His crew had spread a dozen 8-meter by 8-meter camouflage tarps in a meadow north of Cooke City, tarps that were invisible in an ordinary aerial photograph, but stood out from the background when a few strokes of the keyboard overlaid the radar and hyperspectral data.
The technology gains military value because the data arrives in real time, showing commanders how the opposition is moving, where it is hiding and what type of terrain can be expected.
The images can show foliage, soil moisture, water depth and steepness of terrain.
"It's a real-time view of everything that's happening on the battlefield," said Neil Holt, program manager Utah State University's Space Dynamics Laboratory, one of the partners in the research.

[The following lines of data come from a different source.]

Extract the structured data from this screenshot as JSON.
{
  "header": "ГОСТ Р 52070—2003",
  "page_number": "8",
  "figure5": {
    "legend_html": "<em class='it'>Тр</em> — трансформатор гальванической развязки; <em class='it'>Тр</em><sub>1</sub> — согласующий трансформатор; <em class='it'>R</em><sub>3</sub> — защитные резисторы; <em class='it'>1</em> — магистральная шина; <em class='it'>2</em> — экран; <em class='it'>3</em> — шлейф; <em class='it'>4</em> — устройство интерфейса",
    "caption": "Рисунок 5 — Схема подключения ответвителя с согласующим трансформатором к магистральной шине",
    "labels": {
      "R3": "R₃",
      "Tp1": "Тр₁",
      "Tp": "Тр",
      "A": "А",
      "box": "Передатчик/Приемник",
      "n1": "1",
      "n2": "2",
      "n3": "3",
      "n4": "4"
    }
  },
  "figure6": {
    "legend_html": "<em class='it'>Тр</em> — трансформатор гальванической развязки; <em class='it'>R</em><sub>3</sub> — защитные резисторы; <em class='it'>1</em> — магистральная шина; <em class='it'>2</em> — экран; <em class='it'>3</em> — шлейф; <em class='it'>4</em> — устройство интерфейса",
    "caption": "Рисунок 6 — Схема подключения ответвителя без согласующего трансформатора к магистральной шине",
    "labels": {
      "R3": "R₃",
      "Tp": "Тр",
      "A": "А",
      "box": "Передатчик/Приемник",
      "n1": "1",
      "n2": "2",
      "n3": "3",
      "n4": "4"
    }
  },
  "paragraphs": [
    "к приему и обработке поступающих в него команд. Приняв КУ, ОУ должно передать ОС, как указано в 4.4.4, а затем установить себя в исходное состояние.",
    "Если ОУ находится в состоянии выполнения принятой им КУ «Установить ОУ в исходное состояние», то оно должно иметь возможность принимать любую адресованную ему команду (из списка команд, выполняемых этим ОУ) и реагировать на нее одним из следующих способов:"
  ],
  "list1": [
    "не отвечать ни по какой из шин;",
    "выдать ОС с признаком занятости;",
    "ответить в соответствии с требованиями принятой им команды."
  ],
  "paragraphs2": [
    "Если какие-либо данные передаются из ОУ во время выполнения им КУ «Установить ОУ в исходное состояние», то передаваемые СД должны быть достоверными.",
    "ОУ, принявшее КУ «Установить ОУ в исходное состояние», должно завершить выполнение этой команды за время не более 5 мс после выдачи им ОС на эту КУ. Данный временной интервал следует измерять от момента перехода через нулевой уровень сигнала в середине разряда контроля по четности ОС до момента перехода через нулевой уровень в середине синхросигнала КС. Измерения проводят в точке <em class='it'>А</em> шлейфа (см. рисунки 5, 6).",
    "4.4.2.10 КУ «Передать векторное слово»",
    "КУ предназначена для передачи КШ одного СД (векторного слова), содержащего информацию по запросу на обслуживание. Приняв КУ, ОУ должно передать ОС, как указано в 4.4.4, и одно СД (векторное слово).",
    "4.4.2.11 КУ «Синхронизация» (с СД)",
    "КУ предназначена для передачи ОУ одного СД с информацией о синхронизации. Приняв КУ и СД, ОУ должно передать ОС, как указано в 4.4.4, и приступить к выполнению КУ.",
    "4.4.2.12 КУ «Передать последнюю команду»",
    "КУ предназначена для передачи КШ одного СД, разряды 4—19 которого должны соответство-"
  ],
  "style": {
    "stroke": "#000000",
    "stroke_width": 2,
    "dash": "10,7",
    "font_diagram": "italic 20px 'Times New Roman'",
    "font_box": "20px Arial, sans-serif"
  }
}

The technology also offers lots of benefits for land managers.
Predicting fire behavior becomes easier. So does mapping wildlife habitat, locating pollution or mineral deposits or finding the mating habitat of rare frogs.
"It's a marriage made in heaven," Crabtree said. "Of their needs and our needs."
Andrew Marcus, a researcher at the University of Oregon, said it took five years of wandering the stream bottoms in Yellowstone's northern range to find a pond where some rare frogs and toads were mating.
But after he compared that location to the hyperspectral image, he told the computer to find similar spots on its map. It's a process similar to using an Internet search engine.
"I spent one night at the computer and found five sites," Marcus said.
The applications of the technology have yet to be fully explored, Crabtree said.
"This is just the beginning," he said.